Mardi 19 août
A l'ombre d'une falaise, nous en profitons pour dormir un peu plus tard.
Longue journée de voiture à travers les steppes. Nous traversons des zones montagneuses, la piste est difficile. Comme hier, nous ne croisons presque personne, quelques rares voitures. Les nomades semblent avoir déserté cette région. Seules quelques yourtes et des bergers apparaissent occasionnellement. Même les troupeaux sont rares. Nous avons un peu l'impression de traverser des kilomètres durant un no man's land.
Une exception, perdue au milieu de nulle part, une yourte "jardin d'enfants". Deux femmes accueillent une dizaine d'enfants des bergers du coin. Le plus jeune semble avoir 6 mois, le plus âgé 6-7 ans. Ils sont là pour la journée et retournent dans leur famille le soir. En contre partie, les bergers donnent des produits laitiers, pas d'argent. La yourte est aménagée pour eux avec des jeux, des dessins accrochés, des planches illustrées et un "panier de basket" à l'extérieur. Nous avons l'autorisation de rentrer sous la yourte et de prendre des photos. Les enfants ont le sourire, des petites filles chantent pour nous. L'accueil est agréable et les deux dames souriantes à notre égard. Nous avons emporté des stylos et crayons de Paris, nous trouvons que l'endroit est idéal pour en donner pour les enfants. Ils ont l'air content de ce modeste cadeau. Il faut dire que la ville la plus proche est loin et les moyens de se ravitailler difficiles.
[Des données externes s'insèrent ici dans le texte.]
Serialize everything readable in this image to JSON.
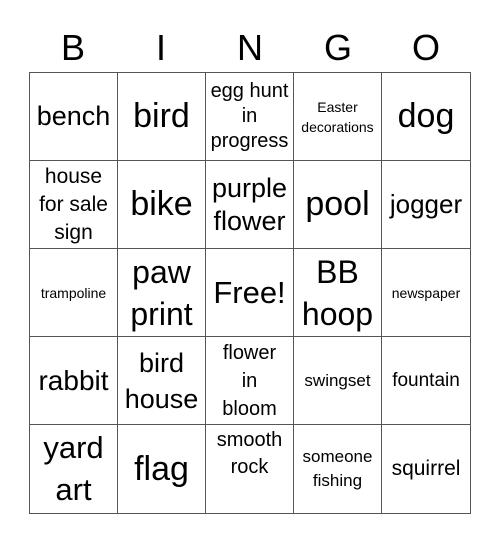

Nous reprenons notre route jusqu'au village de Tsetserleg (même nom mais pas la même région que celui où nous étions il y a une dizaine de jour). Zucker cherche à remplir le réservoir de la voiture. Ici, une station essence ressemble à une cuve posée à même le sol avec une pompe à main, voire à des bidons remplis d'essence. La discussion fuse, nous croyons comprendre que Zucker discute le prix. L'essence a augmenté ces derniers jours, d'autant plus que nous sommes dans une zone reculée. Sachant que la voiture consomme en moyenne 17 litre au 100 km, ça fait tout de suite une différence. Du coup, Zucker ne prend qu'une dizaine de litres versés dans le réservoir à l'aide d'un grand broc et d'une bouteille plastique en guise d'entonnoir. Authentique !!!
Traversée du village, les constructions sont en bois, avec des palissades. Nous voilà à nouveau sur la piste. Les nomades réapparaissent en petit nombre et les troupeaux aussi : moutons, chèvres, vaches, quelques chevaux.
Pour une fois, nous campons près des arbres, aucune rivière à l'horizon. Arrivée à notre campement à 18h30, diner à 19h15. Pas en grande forme ce soir car je suis à nouveau un peu malade. Et Stéphane est fatigué. Sous la tente à 20h... Excitante soirée !!!